The elevated consumption of processed meats in cases compared to controls highlights the detrimental impact of these foods on MAFLD risk (27). Processed meats, high in saturated fats and additives, have been linked to increased insulin resistance and hepatic inflammation (28). This dietary pattern may exacerbate MAFLD by promoting oxidative stress and dyslipidemia, which are central to disease pathogenesis. Reducing processed meat intake should be prioritized in dietary interventions to mitigate MAFLD risk, particularly in populations with high consumption of processed foods.
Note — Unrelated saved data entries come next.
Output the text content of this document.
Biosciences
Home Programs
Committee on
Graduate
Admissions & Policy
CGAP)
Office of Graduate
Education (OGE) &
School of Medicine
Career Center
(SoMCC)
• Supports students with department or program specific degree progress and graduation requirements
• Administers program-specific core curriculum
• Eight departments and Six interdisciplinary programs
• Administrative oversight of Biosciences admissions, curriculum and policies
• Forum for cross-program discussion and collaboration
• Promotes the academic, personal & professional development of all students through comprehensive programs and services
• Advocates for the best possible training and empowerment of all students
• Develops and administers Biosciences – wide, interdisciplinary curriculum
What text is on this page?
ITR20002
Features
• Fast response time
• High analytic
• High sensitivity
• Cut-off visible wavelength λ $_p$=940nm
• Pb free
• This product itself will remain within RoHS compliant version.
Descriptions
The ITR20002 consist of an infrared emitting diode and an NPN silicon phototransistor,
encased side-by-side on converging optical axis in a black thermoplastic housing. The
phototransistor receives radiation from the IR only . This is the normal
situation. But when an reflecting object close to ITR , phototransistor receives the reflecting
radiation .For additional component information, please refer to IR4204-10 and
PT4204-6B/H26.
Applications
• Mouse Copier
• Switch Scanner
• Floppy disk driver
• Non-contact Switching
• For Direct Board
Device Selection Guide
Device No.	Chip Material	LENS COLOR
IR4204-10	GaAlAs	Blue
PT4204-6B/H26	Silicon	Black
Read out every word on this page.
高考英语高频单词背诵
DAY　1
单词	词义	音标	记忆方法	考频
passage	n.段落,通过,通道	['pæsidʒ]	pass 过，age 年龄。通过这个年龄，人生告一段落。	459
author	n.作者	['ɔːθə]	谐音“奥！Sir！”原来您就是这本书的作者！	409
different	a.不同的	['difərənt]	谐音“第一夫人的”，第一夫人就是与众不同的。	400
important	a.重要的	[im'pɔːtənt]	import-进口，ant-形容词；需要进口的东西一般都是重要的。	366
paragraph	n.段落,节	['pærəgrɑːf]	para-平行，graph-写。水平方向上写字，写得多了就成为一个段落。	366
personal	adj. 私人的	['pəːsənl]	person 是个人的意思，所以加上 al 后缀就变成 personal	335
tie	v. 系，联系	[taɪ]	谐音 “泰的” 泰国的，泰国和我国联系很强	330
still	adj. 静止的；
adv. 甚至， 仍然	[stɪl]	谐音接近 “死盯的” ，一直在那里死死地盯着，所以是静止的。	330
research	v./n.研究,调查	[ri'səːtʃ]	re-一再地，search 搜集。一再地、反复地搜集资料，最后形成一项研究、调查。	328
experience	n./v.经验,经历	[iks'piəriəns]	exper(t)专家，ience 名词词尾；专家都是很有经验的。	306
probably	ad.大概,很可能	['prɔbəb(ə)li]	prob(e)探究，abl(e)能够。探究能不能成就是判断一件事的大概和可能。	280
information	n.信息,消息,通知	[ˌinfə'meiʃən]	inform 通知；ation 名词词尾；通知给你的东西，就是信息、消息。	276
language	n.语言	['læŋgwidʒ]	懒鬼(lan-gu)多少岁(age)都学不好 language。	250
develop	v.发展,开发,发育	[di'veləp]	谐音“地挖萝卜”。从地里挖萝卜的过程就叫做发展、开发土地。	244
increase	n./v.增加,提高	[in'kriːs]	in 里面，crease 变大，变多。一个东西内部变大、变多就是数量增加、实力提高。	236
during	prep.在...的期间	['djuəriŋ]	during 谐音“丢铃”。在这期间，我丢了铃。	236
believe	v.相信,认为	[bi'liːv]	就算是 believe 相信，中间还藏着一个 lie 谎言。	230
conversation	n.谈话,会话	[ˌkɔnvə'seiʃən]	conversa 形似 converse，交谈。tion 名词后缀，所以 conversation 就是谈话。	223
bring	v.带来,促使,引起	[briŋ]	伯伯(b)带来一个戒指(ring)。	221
This study has several strengths, including a clear focus on the association between diet quality and MAFLD, the use of validated dietary indices (Global and Prime Diet Quality Scores), and a case–control design that allows for direct comparison between affected and unaffected individuals. Additionally, focusing on MAFLD—a prevalent metabolic disorder—enhances the clinical relevance of the findings. However, there are some limitations to consider. The case–control design prevents causal inference, and dietary data based on self-reported questionnaires may be subject to recall bias. The generalizability of the results may be limited to the studied population, and residual confounding from factors such as genetics, physical activity, or comorbidities cannot be entirely ruled out. Finally, more detailed reporting on the calculation and interpretation of the dietary scores would strengthen the clarity and reproducibility of the findings.
Conclusion
Our findings underscore the potential of high-quality diets, as assessed by GDQS and PDQS, to mitigate the global burden of MAFLD. By promoting diets rich in nutrient-dense foods and low in processed items, clinicians and policymakers can develop targeted interventions to prevent MAFLD, particularly in high-risk populations such as those in Al-Kharj, Saudi Arabia. These results pave the way for integrating standardized diet quality scores into routine clinical practice and public health strategies, offering a practical approach to reducing liver disease prevalence.